بِسْمِ اللّٰهِ الرَّحْمٰنِ الرَّح۪يمِ

يَتَوَٰرَىٰ مِنَ ٱلْقَوْمِ مِن سُوٓءِ مَا بُشِّرَ بِهِۦٓۚ أَيُمْسِكُهُۥ عَلَىٰ هُونٍ أَمْ يَدُسُّهُۥ فِى ٱلتُّرَابِۗ أَلَا سَآءَ مَا يَحْكُمُونَ ﴿٥٩

Verilen müjdenin sui tesiriyle kavminden gizleniyor, hakaret üzere onu tutacak mı? Yoksa toprağa mı gömecek? Bak ne fena hükümler veriyorlar.

— Elmalılı Hamdi Yazır

Kendisine verilen kötü müjde yüzünden halktan gizlenmeye çalışır. Utana utana onu tutsun mu, yoksa toprağa mı gömsün? Bakın ne kötü hükmediyorlar.

— İbni Kesir

Kendisine verilen kötü müjde (!) yüzünden halktan gizlenir. Şimdi onu, aşağılanmış olarak yanında tutacak mı, yoksa toprağa mı gömecek?

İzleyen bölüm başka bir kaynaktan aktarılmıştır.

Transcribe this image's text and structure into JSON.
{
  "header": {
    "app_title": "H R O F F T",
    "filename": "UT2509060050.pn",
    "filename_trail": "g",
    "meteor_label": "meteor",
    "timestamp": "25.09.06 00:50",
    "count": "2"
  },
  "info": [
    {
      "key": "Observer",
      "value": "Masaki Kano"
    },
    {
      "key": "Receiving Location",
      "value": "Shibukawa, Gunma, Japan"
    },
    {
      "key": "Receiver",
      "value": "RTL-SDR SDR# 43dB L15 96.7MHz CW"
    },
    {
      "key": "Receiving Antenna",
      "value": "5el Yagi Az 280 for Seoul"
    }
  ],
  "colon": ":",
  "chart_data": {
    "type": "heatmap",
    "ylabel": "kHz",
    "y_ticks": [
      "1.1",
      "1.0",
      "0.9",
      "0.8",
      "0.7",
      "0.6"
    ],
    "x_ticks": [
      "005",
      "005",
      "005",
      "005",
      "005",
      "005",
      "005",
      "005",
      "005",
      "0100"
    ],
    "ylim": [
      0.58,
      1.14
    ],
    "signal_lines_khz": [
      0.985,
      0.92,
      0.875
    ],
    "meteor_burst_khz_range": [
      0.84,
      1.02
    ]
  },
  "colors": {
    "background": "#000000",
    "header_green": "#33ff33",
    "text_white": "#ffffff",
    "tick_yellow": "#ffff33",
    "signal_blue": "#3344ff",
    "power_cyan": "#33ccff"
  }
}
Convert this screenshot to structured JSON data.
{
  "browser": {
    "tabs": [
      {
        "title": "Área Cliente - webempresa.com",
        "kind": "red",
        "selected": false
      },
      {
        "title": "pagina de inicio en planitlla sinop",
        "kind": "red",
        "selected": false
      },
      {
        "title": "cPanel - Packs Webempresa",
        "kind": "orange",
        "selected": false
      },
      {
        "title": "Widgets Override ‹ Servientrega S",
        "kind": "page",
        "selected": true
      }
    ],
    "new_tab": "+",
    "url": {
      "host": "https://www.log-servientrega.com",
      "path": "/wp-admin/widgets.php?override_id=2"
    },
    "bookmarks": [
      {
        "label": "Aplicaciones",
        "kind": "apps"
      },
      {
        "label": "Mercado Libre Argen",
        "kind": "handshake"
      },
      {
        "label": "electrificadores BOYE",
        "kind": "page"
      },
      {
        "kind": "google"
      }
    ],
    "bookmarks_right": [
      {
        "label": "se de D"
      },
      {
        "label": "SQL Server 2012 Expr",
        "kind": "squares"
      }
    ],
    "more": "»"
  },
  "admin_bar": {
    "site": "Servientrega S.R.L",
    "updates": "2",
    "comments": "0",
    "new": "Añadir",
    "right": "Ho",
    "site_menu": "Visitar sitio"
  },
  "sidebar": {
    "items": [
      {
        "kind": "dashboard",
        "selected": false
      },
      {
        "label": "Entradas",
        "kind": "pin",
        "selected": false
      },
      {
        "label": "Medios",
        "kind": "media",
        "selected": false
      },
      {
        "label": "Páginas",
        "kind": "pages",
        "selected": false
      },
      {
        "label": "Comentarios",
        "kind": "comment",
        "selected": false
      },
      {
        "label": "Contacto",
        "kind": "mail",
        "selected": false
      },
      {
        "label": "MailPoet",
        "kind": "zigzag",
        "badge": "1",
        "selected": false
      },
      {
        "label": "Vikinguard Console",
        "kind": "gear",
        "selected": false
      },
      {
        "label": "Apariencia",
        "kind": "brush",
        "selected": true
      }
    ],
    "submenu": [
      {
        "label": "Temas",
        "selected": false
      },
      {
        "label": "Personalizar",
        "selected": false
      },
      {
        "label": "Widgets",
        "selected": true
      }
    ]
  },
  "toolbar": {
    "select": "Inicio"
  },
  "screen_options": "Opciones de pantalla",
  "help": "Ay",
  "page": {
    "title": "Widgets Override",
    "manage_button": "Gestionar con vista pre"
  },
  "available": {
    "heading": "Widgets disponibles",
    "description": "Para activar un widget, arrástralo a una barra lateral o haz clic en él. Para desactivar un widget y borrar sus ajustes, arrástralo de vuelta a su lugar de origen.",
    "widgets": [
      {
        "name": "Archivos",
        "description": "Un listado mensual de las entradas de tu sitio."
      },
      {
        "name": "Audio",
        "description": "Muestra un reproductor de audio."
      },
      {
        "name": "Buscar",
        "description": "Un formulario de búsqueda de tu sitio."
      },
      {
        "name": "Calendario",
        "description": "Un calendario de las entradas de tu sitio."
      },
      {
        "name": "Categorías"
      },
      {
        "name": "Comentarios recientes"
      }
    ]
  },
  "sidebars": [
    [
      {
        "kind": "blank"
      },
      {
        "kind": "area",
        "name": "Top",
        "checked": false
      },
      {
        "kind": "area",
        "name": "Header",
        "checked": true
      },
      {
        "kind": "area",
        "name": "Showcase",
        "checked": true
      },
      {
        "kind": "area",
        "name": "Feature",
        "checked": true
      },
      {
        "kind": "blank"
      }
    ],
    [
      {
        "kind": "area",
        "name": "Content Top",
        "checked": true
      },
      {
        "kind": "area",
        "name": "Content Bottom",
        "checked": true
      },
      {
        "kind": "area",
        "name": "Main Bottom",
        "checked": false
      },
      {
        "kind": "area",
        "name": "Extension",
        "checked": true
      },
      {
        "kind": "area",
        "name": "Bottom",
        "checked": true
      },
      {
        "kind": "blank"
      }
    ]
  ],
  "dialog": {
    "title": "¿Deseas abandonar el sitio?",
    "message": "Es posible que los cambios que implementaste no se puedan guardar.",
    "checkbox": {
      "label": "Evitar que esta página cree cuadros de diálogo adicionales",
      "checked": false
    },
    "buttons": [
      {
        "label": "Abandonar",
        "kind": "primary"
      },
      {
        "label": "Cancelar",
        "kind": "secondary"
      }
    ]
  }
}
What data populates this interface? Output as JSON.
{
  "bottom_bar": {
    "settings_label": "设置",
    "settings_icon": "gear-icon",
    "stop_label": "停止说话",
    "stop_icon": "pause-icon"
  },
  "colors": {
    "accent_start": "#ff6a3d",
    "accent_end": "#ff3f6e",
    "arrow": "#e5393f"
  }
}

Bak, ne kötü hüküm veriyorlar!

— Diyanet İşleri

Verilen müjdenin te'siriyle kavmden gizlenir. O (doğa) nı (sağ bırakıb) hakaaretle mi tutacak, yoksa onu toprağa mı gömecek (kendi kendine düşünür) Bak, hükmedegeldikleri (bu) şey ne kötüdür!

— Hasan Basri Çantay

Aldığı kara haberden dolayı tanıdıklarına görünmekten kaçınır. Aşağılanmaya katlanarak onu alıkoysun mu, yoksa toprağa mı gömsün diye düşünür. Baksana, ne kötü hüküm veriyorlar!